Goodenia stirlingii

Scientific classification
- Kingdom: Plantae
- Clade: Tracheophytes
- Clade: Angiosperms
- Clade: Eudicots
- Clade: Asterids
- Order: Asterales
- Family: Goodeniaceae
- Genus: Goodenia
- Species: G. stirlingii
- Binomial name: Goodenia stirlingii F.M.Bailey

= Goodenia stirlingii =

- Genus: Goodenia
- Species: stirlingii
- Authority: F.M.Bailey

Species of plant

Goodenia stephensonii is a species of flowering plant in the family Goodeniaceae and is endemic to north-eastern Queensland. It is an erect undershrub with narrow elliptic leaves and racemes of yellow flowers.

==Description==
Goodenia stirlingii is an erect undershrub that typically grows to a height of up to 30 cm and has glabrous foliage. The leaves are sessile, narrow elliptic, 20–40 mm long and 5–15 mm wide, with toothed edges. The flowers are arranged in racemes up to 100 mm long on a peduncle up to 5 mm long with leaf-like bracts and linear bracteoles about 5 mm long.

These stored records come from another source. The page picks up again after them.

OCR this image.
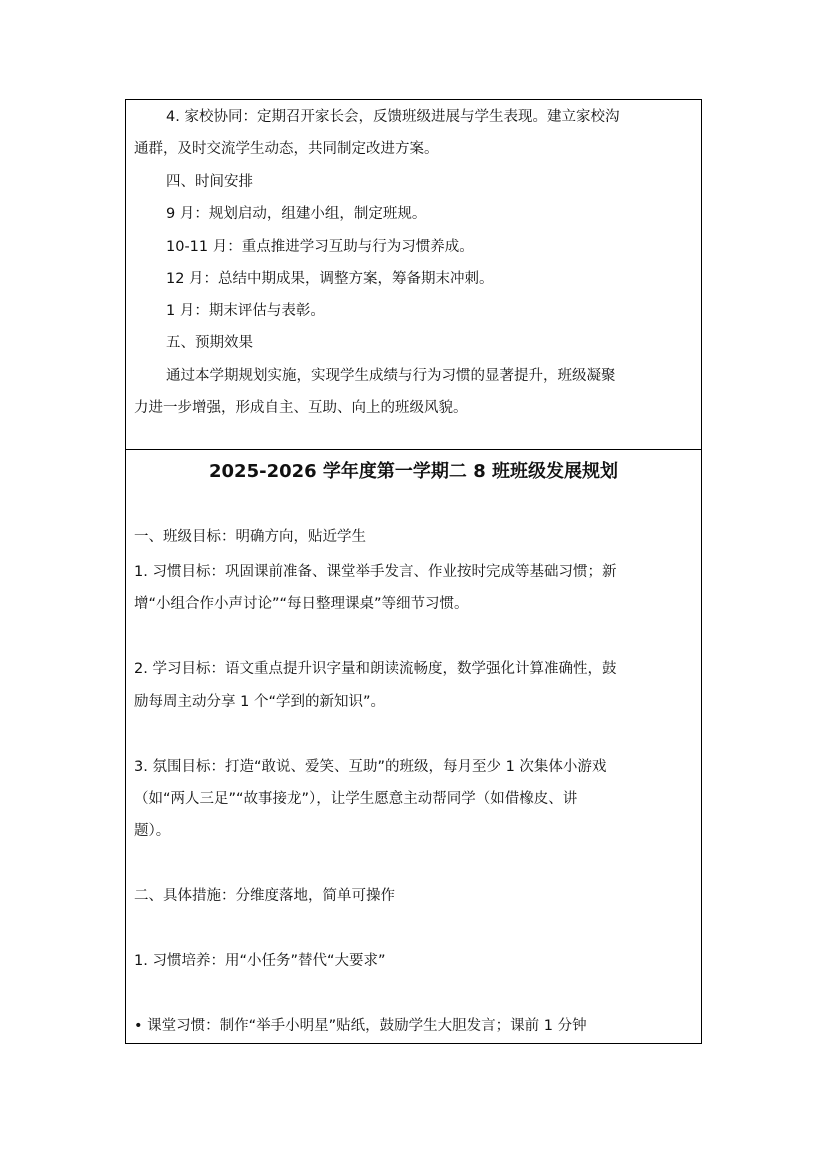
4. 家校协同：定期召开家长会，反馈班级进展与学生表现。建立家校沟
通群，及时交流学生动态，共同制定改进方案。
四、时间安排
9 月：规划启动，组建小组，制定班规。
10-11 月：重点推进学习互助与行为习惯养成。
12 月：总结中期成果，调整方案，筹备期末冲刺。
1 月：期末评估与表彰。
五、预期效果
通过本学期规划实施，实现学生成绩与行为习惯的显著提升，班级凝聚
力进一步增强，形成自主、互助、向上的班级风貌。
2025-2026 学年度第一学期二 8 班班级发展规划
一、班级目标：明确方向，贴近学生
1. 习惯目标：巩固课前准备、课堂举手发言、作业按时完成等基础习惯；新
增“小组合作小声讨论”“每日整理课桌”等细节习惯。
2. 学习目标：语文重点提升识字量和朗读流畅度，数学强化计算准确性，鼓
励每周主动分享 1 个“学到的新知识”。
3. 氛围目标：打造“敢说、爱笑、互助”的班级，每月至少 1 次集体小游戏
（如“两人三足”“故事接龙”），让学生愿意主动帮同学（如借橡皮、讲
题）。
二、具体措施：分维度落地，简单可操作
1. 习惯培养：用“小任务”替代“大要求”
• 课堂习惯：制作“举手小明星”贴纸，鼓励学生大胆发言；课前 1 分钟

The sepals are lance-shaped, 7–8 mm long, the corolla yellow and about 22 mm long. The lower lobes of the corolla are 6–8 mm long with wings 1–1.5 mm wide. Flowering mainly occurs from March to July.

==Taxonomy and naming==
Goodenia stirlingii was first formally described in 1904 by Frederick Manson Bailey in the Queensland Agricultural Journal from specimens collected by Dr. James Stirling near Herberton.

==Distribution==
This goodenia occurs in north-eastern Queensland.